Bild: Joshua Inyang und Josh Reid lernten sich auf der Grundschule in Mancheste…
Was ist eigentlich der Unterschied zwischen dem Gefühl, in jemanden
verliebt zu sein, und dem, jemanden sehr gern zu mögen? Ist es vielleicht
nur eine andere Formulierung für dieselbe Emotion? Im Song „Indigo Grit“,
dem zweiten auf Space Afrikas neuem Album „Honest Labour“, stellt ein Mann
einer Frau diese Frage. Wie ein kleiner Auszug aus einer Radioumfrage
klingt das Sample, das sich vor die wabernden Klänge schiebt, die gerade
eben noch den dreampopartigen Gesang der Sängerin Guest untermalten.
Die Antwort der Frau fällt entschieden aus: Es gebe da einen großen
Unterschied, schließlich könne man eine Person sehr gerne mögen und nicht
in diese verliebt sein. Aber woher man denn wisse, wann man in jemanden
verliebt sei, will der Fragende genauer wissen. Ein „Hmm“ ist noch zu
hören, dann bricht die Aufnahme ab. Die Frage bleibt im Raum, während die
Musik von „Honest Labour“ weiterläuft.
Angenommen also, besagter Unterschied besteht –, ist „Honest Labour“ dann
ein Album, in das man verliebt sein, oder doch eher nur eines, das man sehr
gerne mögen kann? Sowohl als auch, definitiv. Was die Künstler von Space
Afrika aus Manchester evozieren, sind jedoch weniger die euphorischen,
ekstatischen, mehr die schwindelerregenden, die verwirrenden Gefühle.
## Gegen die Einsamkeit
„Honest Labour“ ist Musik fürs Kopfkino in endlosen Busfahrten durch triste
urbane Gegenden, Musik für Tagträume, für müde Sonntage, um den Staubflusen
beim Herumfliegen zuzusehen, Musik zum langsamen Ausnüchtern, sei es von
Substanzen oder Emotionen. Musik für und gegen die Covid- und
Post-Covid-Einsamkeit.
Space Afrika sind ein Duo: Joshua Inyang und Josh Reid lernten sich auf der
Grundschule in Manchester kennen, begannen in den frühen zehner Jahren
gemeinsam Musik aufzunehmen, anfangs beeinflusst vom [1][Dub-Techno aus
Detroit] und aus Berlin. „Above The Concrete/ Below The Concrete“ hieß ihr
Debüt, herausgebracht 2014 auf Kassette, auf dem sie diesen Sound in einer
auditiven Annäherung an die industrielle Landschaft ihrer Heimatstadt
verpackten. Um einiges treibender, clubbiger noch war das als das, was sie
später machten, auf dem ambientlastigen „Somewhere Decent To Live“ etwa,
Space Afrikas Debütalbum, veröffentlicht 2018.

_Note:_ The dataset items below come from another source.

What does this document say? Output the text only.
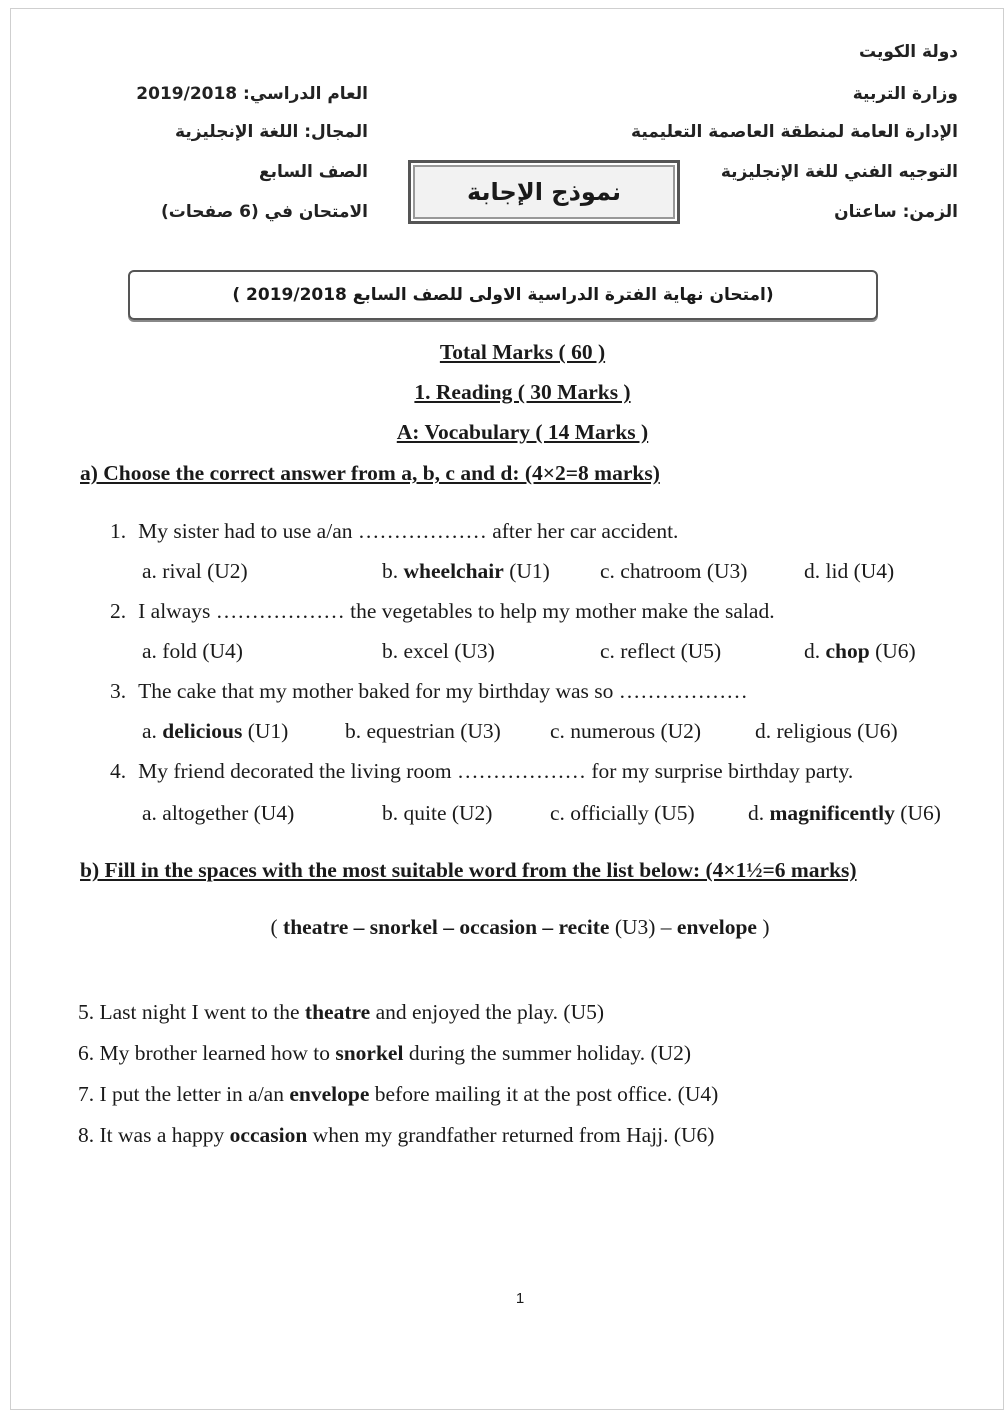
دولة الكويت
وزارة التربية
الإدارة العامة لمنطقة العاصمة التعليمية
التوجيه الفني للغة الإنجليزية
الزمن: ساعتان
العام الدراسي: 2019/2018
المجال: اللغة الإنجليزية
الصف السابع
الامتحان في (6 صفحات)
نموذج الإجابة
(امتحان نهاية الفترة الدراسية الاولى للصف السابع 2019/2018 )
Total Marks ( 60 )
1. Reading ( 30 Marks )
A: Vocabulary ( 14 Marks )
a) Choose the correct answer from a, b, c and d: (4×2=8 marks)
1. My sister had to use a/an ……………… after her car accident.
a. rival (U2)	b. wheelchair (U1) c. chatroom (U3)	d. lid (U4)
2. I always ……………… the vegetables to help my mother make the salad.
a. fold (U4)	b. excel (U3)	c. reflect (U5)	d. chop (U6)
3. The cake that my mother baked for my birthday was so ………………
a. delicious (U1)	b. equestrian (U3) c. numerous (U2)	d. religious (U6)
4. My friend decorated the living room ……………… for my surprise birthday party.
a. altogether (U4)	b. quite (U2)	c. officially (U5) d. magnificently (U6)
b) Fill in the spaces with the most suitable word from the list below: (4×1½=6 marks)
( theatre – snorkel – occasion – recite (U3) – envelope )
5. Last night I went to the theatre and enjoyed the play. (U5)
6. My brother learned how to snorkel during the summer holiday. (U2)
7. I put the letter in a/an envelope before mailing it at the post office. (U4)
8. It was a happy occasion when my grandfather returned from Hajj. (U6)
1
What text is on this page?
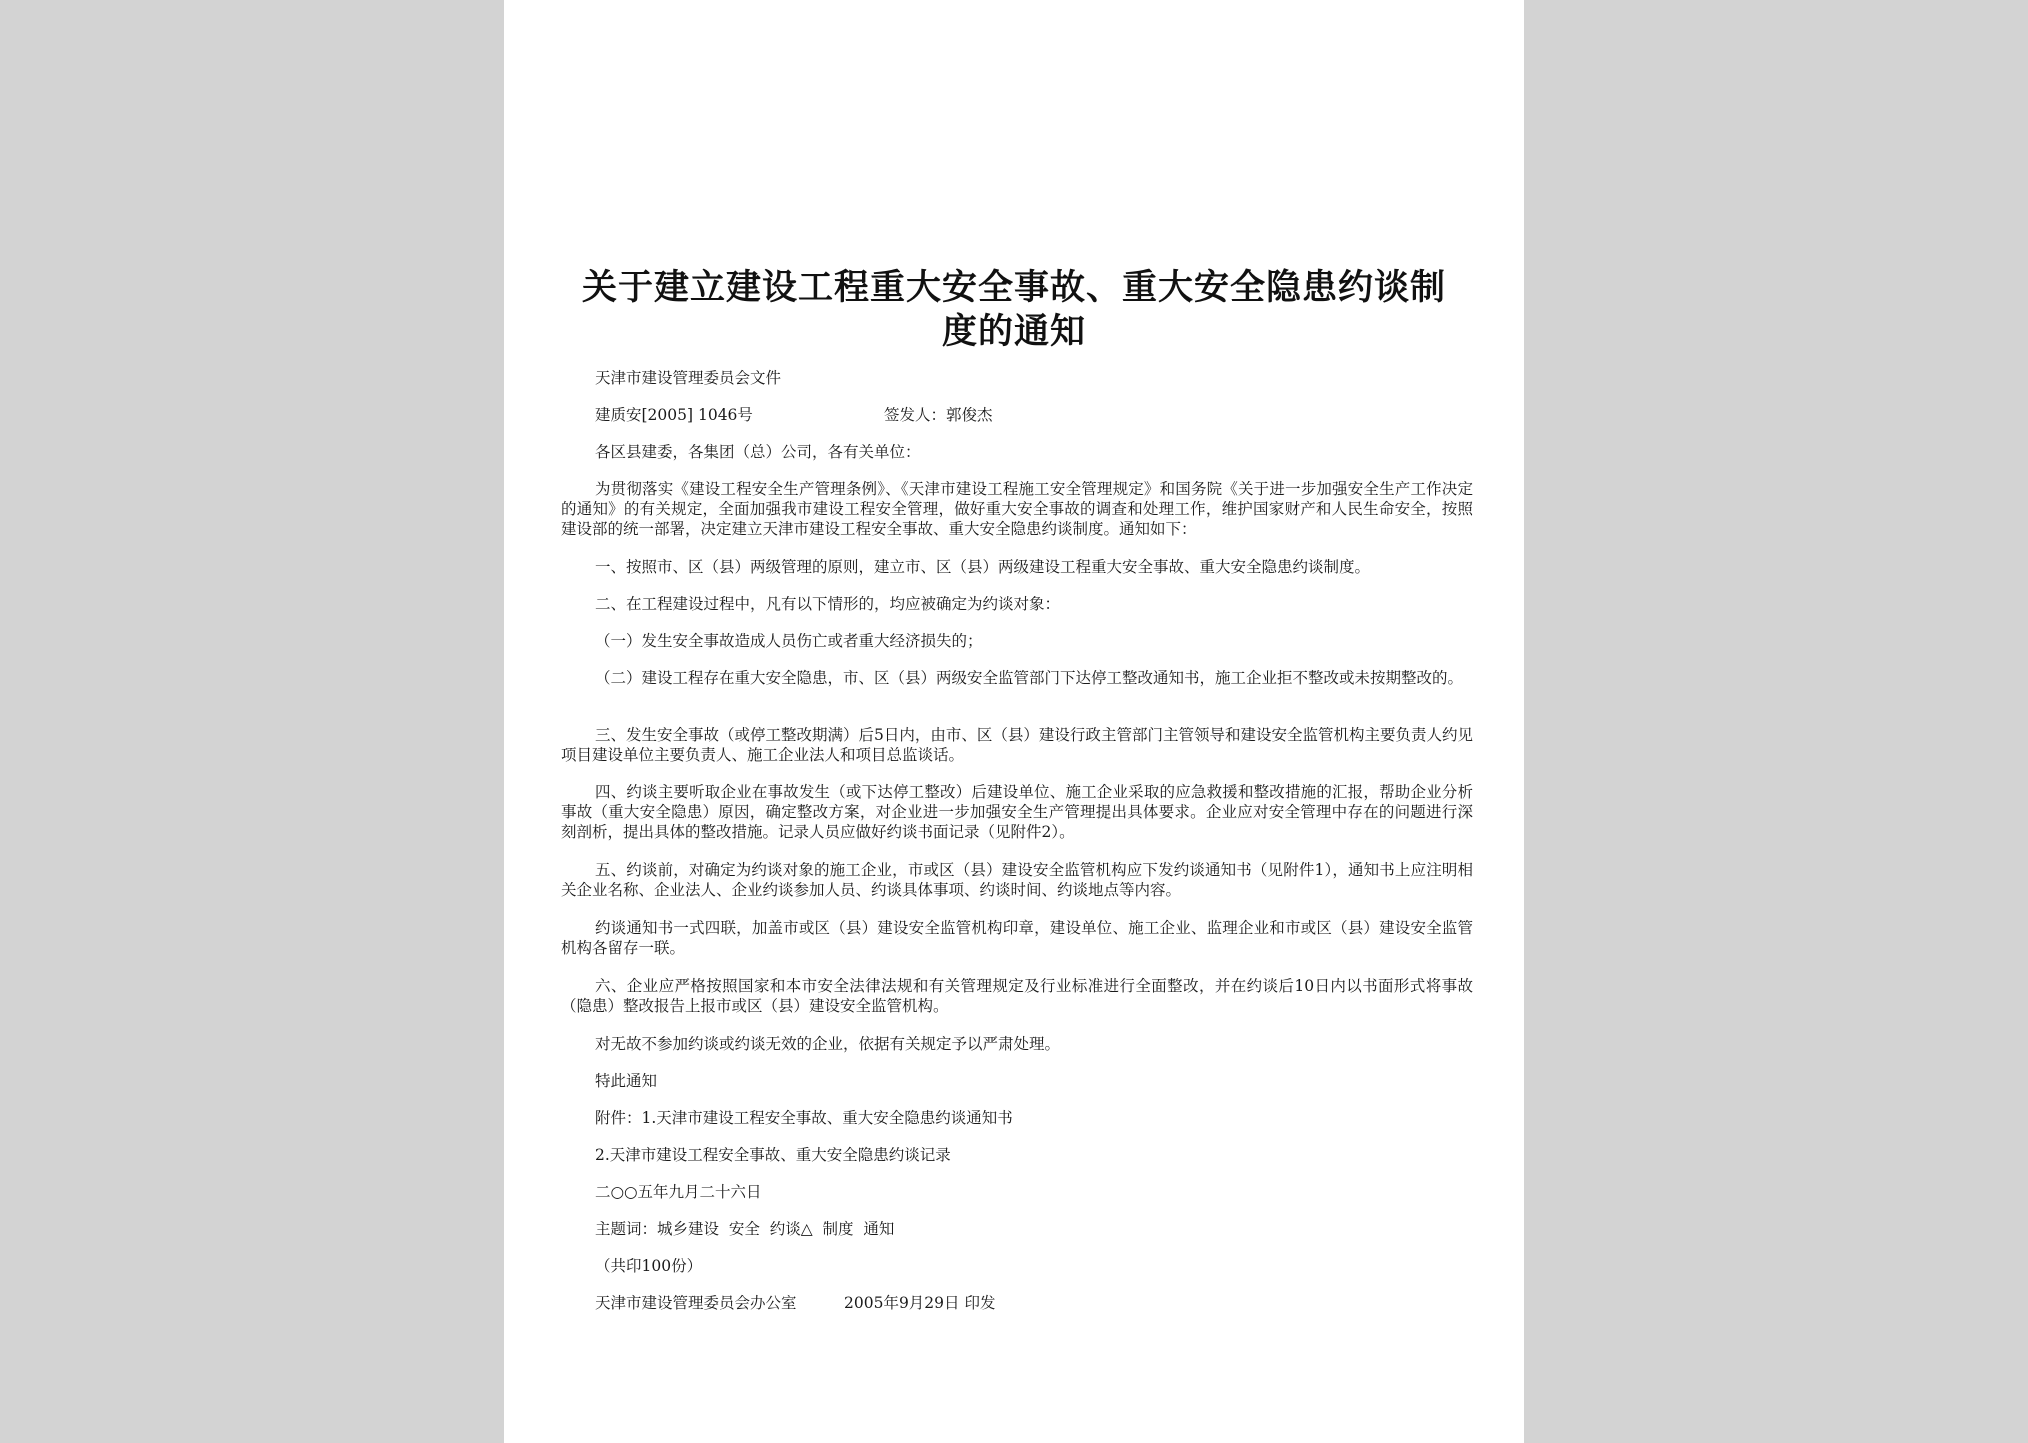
关于建立建设工程重大安全事故、重大安全隐患约谈制
度的通知
天津市建设管理委员会文件
建质安[2005] 1046号	签发人：郭俊杰
各区县建委，各集团（总）公司，各有关单位：
为贯彻落实《建设工程安全生产管理条例》、《天津市建设工程施工安全管理规定》和国务院《关于进一步加强安全生产工作决定的通知》的有关规定，全面加强我市建设工程安全管理，做好重大安全事故的调查和处理工作，维护国家财产和人民生命安全，按照建设部的统一部署，决定建立天津市建设工程安全事故、重大安全隐患约谈制度。通知如下：
一、按照市、区（县）两级管理的原则，建立市、区（县）两级建设工程重大安全事故、重大安全隐患约谈制度。
二、在工程建设过程中，凡有以下情形的，均应被确定为约谈对象：
（一）发生安全事故造成人员伤亡或者重大经济损失的；
（二）建设工程存在重大安全隐患，市、区（县）两级安全监管部门下达停工整改通知书，施工企业拒不整改或未按期整改的。
三、发生安全事故（或停工整改期满）后5日内，由市、区（县）建设行政主管部门主管领导和建设安全监管机构主要负责人约见项目建设单位主要负责人、施工企业法人和项目总监谈话。
四、约谈主要听取企业在事故发生（或下达停工整改）后建设单位、施工企业采取的应急救援和整改措施的汇报，帮助企业分析事故（重大安全隐患）原因，确定整改方案，对企业进一步加强安全生产管理提出具体要求。企业应对安全管理中存在的问题进行深刻剖析，提出具体的整改措施。记录人员应做好约谈书面记录（见附件2）。
五、约谈前，对确定为约谈对象的施工企业，市或区（县）建设安全监管机构应下发约谈通知书（见附件1），通知书上应注明相关企业名称、企业法人、企业约谈参加人员、约谈具体事项、约谈时间、约谈地点等内容。
约谈通知书一式四联，加盖市或区（县）建设安全监管机构印章，建设单位、施工企业、监理企业和市或区（县）建设安全监管机构各留存一联。
六、企业应严格按照国家和本市安全法律法规和有关管理规定及行业标准进行全面整改，并在约谈后10日内以书面形式将事故（隐患）整改报告上报市或区（县）建设安全监管机构。
对无故不参加约谈或约谈无效的企业，依据有关规定予以严肃处理。
特此通知
附件：1.天津市建设工程安全事故、重大安全隐患约谈通知书
2.天津市建设工程安全事故、重大安全隐患约谈记录
二○○五年九月二十六日
主题词：城乡建设  安全  约谈△  制度  通知
（共印100份）
天津市建设管理委员会办公室	2005年9月29日 印发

2020 dann kam das Mixtape „hybtwibt?“, kurz für „have you been through w…
i’ve been through?“. Space Afrika veröffentlichten es unter dem Eindruck
des gewaltsamen Todes von [2][George Floyd], des Rassismus, nicht nur in
den USA, auch in Großbritannien. Die Einnahmen waren für die
Black-Lives-Matter-Bewegung bestimmt. Die beiden Joshuas verarbeiteten
Samples wie Sirenengeheul, Protestgesänge, Schnipsel aus einem Song von
Aretha Franklin zu ebenso dichten wie amorphen, hochpolitischen Collagen.
Als „overlapping moments“, also sich überlappende Momente, bezeichnen die
beiden Künstler treffend selbst, was sie tun, dieses elliptische Spiel mit
Samples, Sounds und gesprochenem Wort, mit Rhythmen, Klangfarben der meist
düsteren Sorte, mit Genres wie TripHop, Dream-Pop, Ambient, HipHop und Dub.
[3][Tricky ist einer,] der einem beim Anhören von „Honest Labour“ in den
Sinn kommen könnte, vor allem sein Debüt „Maxinquaye“, überhaupt die
vorwärtsgewandte Musik jener Zeit. Das Album klingt oft ein wenig so wie
die Mode, mit der sich Jugendliche heute wieder kleiden: Wie Mitte der
1990er Jahre, nur ein wenig besser als in der Erinnerung.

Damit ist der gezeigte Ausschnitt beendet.